Vários governos da Comunidade Europeia estão reagindo fortemente ao advento das mudanças climáticas, o que tem provocado a fúria de ruralistas. Especialmente a França colhe desgastes políticos ao pleitear que tudo o que for retirado da natureza deverá ser devolvido, o que significa claramente assumir, com políticas públicas, que os franceses atingiram o limite de alterações aceitáveis do território. “Lutar contra a artificialização da terra não é uma opção, é um imperativo”, afirma Christophe Béchu, ministro de Transição Ecológica e Coesão Territorial. 
Recebendo hoje fortes impactos climáticos, os Estados Unidos têm avançado em estudos de epidemiologia ambiental. Grandes áreas metropolitanas como St. Louis, Filadélfia, Chicago e Cincinnati viram aumentos notáveis nas taxas de mortalidade durante as ondas de calor. Durante o ano de 2023 o mesmo se deu no centro-oeste, especialmente nos estados do Sul, com temperaturas acima de 50ºC.
Não se deve subestimar os alertas de especialistas da Organização Panamericana de Saúde, como Carlos Corvalan, para a necessidade de incorporação, ao Acordo de Paris, de processos de conscientização e suporte à ecoansiedade, que vem crescendo principalmente entre os jovens, trazida pelo cenário desolador que retira esperanças de futuro saudável.    
O Copernicus também comunicou, no dia 7, que a superfície dos oceanos está superaquecendo, com novo recorde em janeiro, de temperatura média de 20,97°C. Este é o segundo mês mais quente de todos os meses, a 0,01°C do recorde anterior de agosto de 2023 (20,98°C).
Nesse sentido, há elementos mais que suficientes para que a humanidade abandone a ingenuidade de considerar como imprevisibilidade muitas das situações climáticas.

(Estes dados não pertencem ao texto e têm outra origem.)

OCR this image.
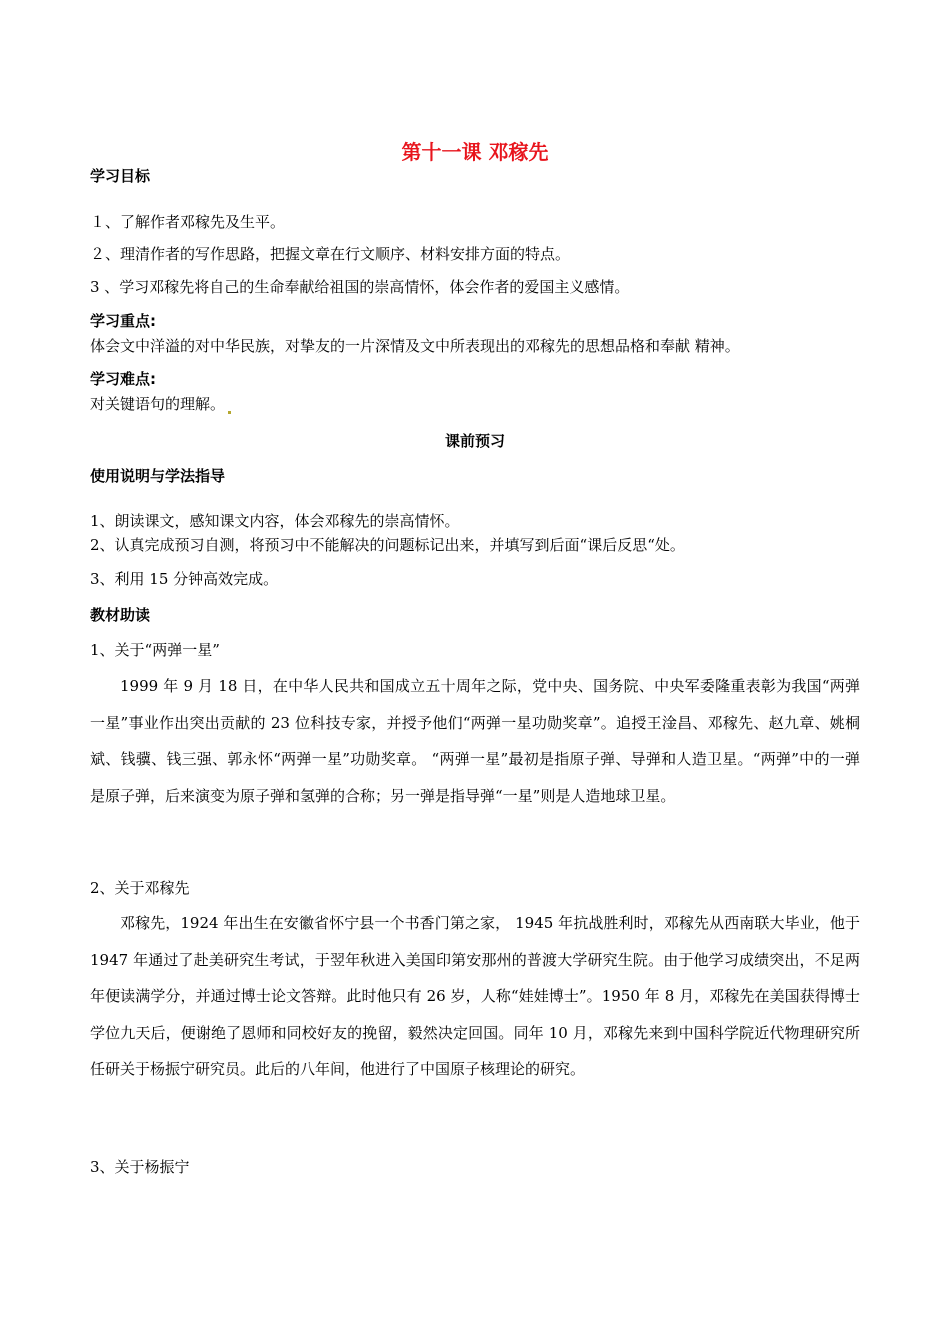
第十一课 邓稼先

学习目标

１、了解作者邓稼先及生平。

２、理清作者的写作思路，把握文章在行文顺序、材料安排方面的特点。

3 、学习邓稼先将自己的生命奉献给祖国的崇高情怀，体会作者的爱国主义感情。

学习重点:

体会文中洋溢的对中华民族，对挚友的一片深情及文中所表现出的邓稼先的思想品格和奉献 精神。

学习难点:

对关键语句的理解。

课前预习

使用说明与学法指导

1、朗读课文，感知课文内容，体会邓稼先的崇高情怀。

2、认真完成预习自测，将预习中不能解决的问题标记出来，并填写到后面“课后反思“处。

3、利用 15 分钟高效完成。

教材助读

1、关于“两弹一星”

1999 年 9 月 18 日，在中华人民共和国成立五十周年之际，党中央、国务院、中央军委隆重表彰为我国“两弹一星”事业作出突出贡献的 23 位科技专家，并授予他们“两弹一星功勋奖章”。追授王淦昌、邓稼先、赵九章、姚桐斌、钱骥、钱三强、郭永怀“两弹一星”功勋奖章。 “两弹一星”最初是指原子弹、导弹和人造卫星。“两弹”中的一弹是原子弹，后来演变为原子弹和氢弹的合称；另一弹是指导弹“一星”则是人造地球卫星。

2、关于邓稼先

邓稼先，1924 年出生在安徽省怀宁县一个书香门第之家， 1945 年抗战胜利时，邓稼先从西南联大毕业，他于 1947 年通过了赴美研究生考试，于翌年秋进入美国印第安那州的普渡大学研究生院。由于他学习成绩突出，不足两年便读满学分，并通过博士论文答辩。此时他只有 26 岁，人称“娃娃博士”。1950 年 8 月，邓稼先在美国获得博士学位九天后，便谢绝了恩师和同校好友的挽留，毅然决定回国。同年 10 月，邓稼先来到中国科学院近代物理研究所任研关于杨振宁研究员。此后的八年间，他进行了中国原子核理论的研究。

3、关于杨振宁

Os norte-americanos têm uma cultura de defesa civil bastante robusta frente à eventos extremos como furacões, mas continuam a patinar na assistência à sociedade com relação às ondas de calor. Essa formação diferenciada das nações, inclusive em valores de prevenção (que são profundamente éticos), farão grande diferença na capacidade de resposta preventiva a eventos extremos.  
Por exemplo, os europeus internalizam mais facilmente elementos conceituais como o princípio da precaução, que no caso de agrotóxicos conseguiu banir dezenas e substâncias tóxicas à vida humana e ao ambiente, enquanto o Brasil e outros países continuam a fazer dessas substâncias tóxicas amplo e imprudente uso.   
A formação rápida de condições adversas, como ciclones extratropicais que irrompem em menos de 24 horas e mudam rapidamente sua direção, poderia justificar o uso do conceito “intempestivo” imprevisível na avaliação de seu potencial destrutivo e locais a serem atingidos. Porém, na maioria das situações, deve prevalecer o conceito definido pela ONU na metodologia de Alerta Precoce, que vem sendo desenvolvido após a constatação de que as mudanças climáticas vitimaram nada menos que 1,3 milhão de pessoas entre 1998 e 2017. 
Depois de 2021, quando o Caribe enfrentou a quarta temporada de furacões e a mais destruidora, com 21 tempestades incluindo sete furacões, a região foi escolhida para sediar o lançamento regional de um plano para garantir que todas as pessoas estejam protegidas por sistemas de alerta precoce até 2027. Não é só esta iniciativa bem-vinda que Bridgetown sedia, já que Barbados vêm defendendo fortemente a democratização dos fundos financeiros internacionais para socorrer países em desenvolvimento atingidos por eventos extremos, chegando a ponto de propor reformas estruturais para o Banco Mundial e FMI.
A cultura de prevenção deverá permitir instrumentos econômicos para que países em desenvolvimento promovam sua adaptação climática. Mas será preciso muita vontade política por parte dos gestores públicos, o que demandará o crescimento dos elementos de exigência e controle social.